24.05.2024 Nüfus ve Ekonomik Çıkmaz

Cumhurbaşkanı Erdoğan, Türkiye’nin nüfus artışındaki yavaşlamadan şikayet ederek bunun “varoluşsal bir tehdit, bir felaket” olduğunu belirtti. Türkiye’nin nüfus artış hızı binde 7’den binde 1,1’e düşmüş durumda ve bu, Cumhuriyet tarihinin en düşük artış hızı. Ancak bu düşüşün arkasındaki sebepler, yalnızca demografik değil, ekonomik ve sosyal sorunlarla da bağlantılı.

Türkiye’de gençler iş bulmakta zorlanıyor. İşsizlik yüksek, enflasyon kontrolden çıkmış ve hayat pahalılığı zirvede. Böyle bir ortamda insanlar geleceğe güvenemiyor, evlenmek ve çocuk sahibi olmak ise giderek zorlaşıyor. Bir iş bulmanın zorluğu, düşük maaşlar, yüksek kiralar ve artan yaşam maliyetleri, gençlerin evlenip aile kurmasını neredeyse imkansız hale getiriyor. Çocuk sahibi olmayı düşünenler ise ekonomik belirsizlikler ve geçim sıkıntıları nedeniyle bu düşüncelerini erteliyor.

Ekonomik sıkıntılar yalnızca gençleri değil, emeklileri de derinden etkiliyor. Türkiye, Avrupa ülkeleri arasında en düşük emekli maaşı veren ikinci ülke konumunda. Emekli maaşları, yıllar içinde enflasyon karşısında eridi ve bugün asgari ücretin bile altında kaldı. Emekliler, hayat pahalılığı ve artan yaşam maliyetleri karşısında geçim sıkıntısı yaşıyor. TÜRK-İŞ’in verilerine göre, dört kişilik bir ailenin açlık sınırı 17 bin 725 lira, yoksulluk sınırı ise 57 bin 736 lira olarak belirlendi. Ancak en düşük emekli maaşı sadece 10 bin lira. Bu rakamlarla, emeklilerin sağlıklı ve insanca bir yaşam sürmesi mümkün değil.

Ekonomik belirsizlikler ve yüksek yaşam maliyetleri, nüfus artış hızını da olumsuz etkiliyor. Çocuk sahibi olmanın getirdiği mali yükler, genç çiftleri çocuk yapmaktan alıkoyuyor. Çocuğun eğitim masrafları, sağlık giderleri ve genel yaşam maliyetleri, pek çok aile için altından kalkılması zor bir yük haline gelmiş durumda. Özel okulların yıllık ücretleri ve yüksek yuvaya gönderme maliyetleri, çocuk sahibi olmayı lüks haline getiriyor. Bu ekonomik zorluklar, nüfus artış hızının düşmesine ve Cumhurbaşkanı Erdoğan’ın dile getirdiği “varoluşsal tehdit” algısına yol açıyor.
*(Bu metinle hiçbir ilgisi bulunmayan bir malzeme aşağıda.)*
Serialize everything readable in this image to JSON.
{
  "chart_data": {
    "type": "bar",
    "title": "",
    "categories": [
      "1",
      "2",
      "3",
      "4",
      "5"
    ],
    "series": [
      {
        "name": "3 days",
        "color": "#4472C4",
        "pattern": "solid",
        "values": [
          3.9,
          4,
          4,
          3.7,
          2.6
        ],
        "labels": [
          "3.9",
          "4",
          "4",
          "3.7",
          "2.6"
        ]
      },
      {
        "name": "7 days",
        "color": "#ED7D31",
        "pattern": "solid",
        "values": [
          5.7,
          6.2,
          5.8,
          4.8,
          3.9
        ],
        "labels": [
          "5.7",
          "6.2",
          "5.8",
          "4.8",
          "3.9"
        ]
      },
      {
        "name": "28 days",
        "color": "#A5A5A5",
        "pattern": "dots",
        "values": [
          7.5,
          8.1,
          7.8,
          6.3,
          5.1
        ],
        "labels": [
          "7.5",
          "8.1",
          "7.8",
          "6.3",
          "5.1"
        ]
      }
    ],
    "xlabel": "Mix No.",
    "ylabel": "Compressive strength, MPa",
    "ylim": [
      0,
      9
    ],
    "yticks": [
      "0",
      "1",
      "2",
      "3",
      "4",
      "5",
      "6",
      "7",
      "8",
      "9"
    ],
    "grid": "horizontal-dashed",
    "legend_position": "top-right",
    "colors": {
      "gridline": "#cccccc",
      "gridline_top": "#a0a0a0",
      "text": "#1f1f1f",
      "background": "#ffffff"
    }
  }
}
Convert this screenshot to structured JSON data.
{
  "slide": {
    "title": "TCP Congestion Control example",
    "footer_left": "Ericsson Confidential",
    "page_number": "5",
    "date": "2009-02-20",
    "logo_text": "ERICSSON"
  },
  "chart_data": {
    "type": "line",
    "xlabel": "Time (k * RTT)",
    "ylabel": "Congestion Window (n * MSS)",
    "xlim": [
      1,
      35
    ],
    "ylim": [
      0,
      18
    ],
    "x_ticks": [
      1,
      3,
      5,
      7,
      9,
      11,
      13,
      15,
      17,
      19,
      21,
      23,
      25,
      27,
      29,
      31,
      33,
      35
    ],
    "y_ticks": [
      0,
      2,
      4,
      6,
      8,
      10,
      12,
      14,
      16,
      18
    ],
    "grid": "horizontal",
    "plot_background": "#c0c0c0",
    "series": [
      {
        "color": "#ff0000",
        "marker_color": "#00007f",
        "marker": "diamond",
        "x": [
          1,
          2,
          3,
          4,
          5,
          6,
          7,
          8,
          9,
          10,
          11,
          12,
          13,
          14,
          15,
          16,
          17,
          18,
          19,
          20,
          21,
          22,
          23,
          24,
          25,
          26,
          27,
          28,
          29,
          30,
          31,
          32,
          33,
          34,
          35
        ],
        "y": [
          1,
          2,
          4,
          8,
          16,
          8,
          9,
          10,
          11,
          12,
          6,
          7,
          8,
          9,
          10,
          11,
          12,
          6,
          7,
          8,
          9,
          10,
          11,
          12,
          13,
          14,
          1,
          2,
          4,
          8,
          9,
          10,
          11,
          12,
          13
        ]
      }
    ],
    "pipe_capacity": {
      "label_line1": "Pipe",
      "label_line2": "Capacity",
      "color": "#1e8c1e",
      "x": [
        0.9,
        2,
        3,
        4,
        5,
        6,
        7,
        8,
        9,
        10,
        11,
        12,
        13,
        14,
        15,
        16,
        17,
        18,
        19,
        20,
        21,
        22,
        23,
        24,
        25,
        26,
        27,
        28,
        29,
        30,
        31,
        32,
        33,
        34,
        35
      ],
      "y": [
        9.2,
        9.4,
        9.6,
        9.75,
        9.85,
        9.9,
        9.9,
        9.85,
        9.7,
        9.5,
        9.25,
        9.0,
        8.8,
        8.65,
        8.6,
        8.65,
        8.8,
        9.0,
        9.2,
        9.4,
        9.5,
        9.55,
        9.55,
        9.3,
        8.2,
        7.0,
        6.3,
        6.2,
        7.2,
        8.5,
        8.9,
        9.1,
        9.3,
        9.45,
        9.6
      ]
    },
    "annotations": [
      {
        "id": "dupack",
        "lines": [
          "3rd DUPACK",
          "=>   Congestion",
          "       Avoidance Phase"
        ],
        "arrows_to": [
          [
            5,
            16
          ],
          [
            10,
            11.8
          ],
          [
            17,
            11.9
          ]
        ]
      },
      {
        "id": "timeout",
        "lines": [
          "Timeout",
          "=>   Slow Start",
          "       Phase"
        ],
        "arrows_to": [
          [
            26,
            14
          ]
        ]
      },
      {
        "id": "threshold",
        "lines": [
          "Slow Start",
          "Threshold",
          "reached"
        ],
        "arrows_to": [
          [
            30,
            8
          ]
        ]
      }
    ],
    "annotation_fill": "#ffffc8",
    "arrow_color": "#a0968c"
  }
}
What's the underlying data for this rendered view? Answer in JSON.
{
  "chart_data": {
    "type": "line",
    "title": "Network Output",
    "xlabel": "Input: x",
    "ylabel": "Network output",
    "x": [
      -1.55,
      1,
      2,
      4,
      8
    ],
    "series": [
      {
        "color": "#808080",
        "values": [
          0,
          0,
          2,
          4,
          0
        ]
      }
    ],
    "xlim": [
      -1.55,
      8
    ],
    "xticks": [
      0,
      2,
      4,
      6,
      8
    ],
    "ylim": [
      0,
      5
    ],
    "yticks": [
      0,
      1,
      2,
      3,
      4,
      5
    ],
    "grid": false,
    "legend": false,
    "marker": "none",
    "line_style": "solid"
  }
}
CHP, bu sorunları çözmek için öğretmenler, emekliler ve emekçiler için mitingler düzenliyor. Emeklilerin maaşlarının artırılması ve maaş bağlama oranlarının yükseltilmesi gerektiğini savunuyor. Ancak bu yeterli değil. Asgari ücretin yılda bir kez artırılması kararı da yetersiz kalıyor. Hayat pahalılığı ve geçim sıkıntıları, ancak köklü ekonomik reformlar ve sosyal politikalarla çözülebilir.

Türkiye’nin gerçek gündemi, hayat pahalılığı ve işsizliktir. Yeni anayasa tartışmaları, halkın geçim derdini unutturmamalıdır. İktidarın yapay gündemler yerine, halkın gerçek ihtiyaçlarına odaklanması gerekiyor. Türkiye’nin yeni bir anayasaya değil, demokratik ve laik değerleri güçlendiren, insan hak ve özgürlüklerini genişleten, hukukun üstünlüğünü sağlayan köklü reformlara ihtiyacı var.

Nüfus artış hızını artırmak, gençlere iş imkanı sağlamak ve emeklilerin yaşam koşullarını iyileştirmek için ekonomik istikrar ve güvenin sağlanması gerekiyor. Bu, ancak tutarlı ve sürdürülebilir politikalarla mümkün olabilir. Türkiye’nin geleceği, kısa vadeli çözümler ve yapay gündemlerle değil, halkın gerçek ihtiyaçlarına odaklanan politikalarla şekillenecektir.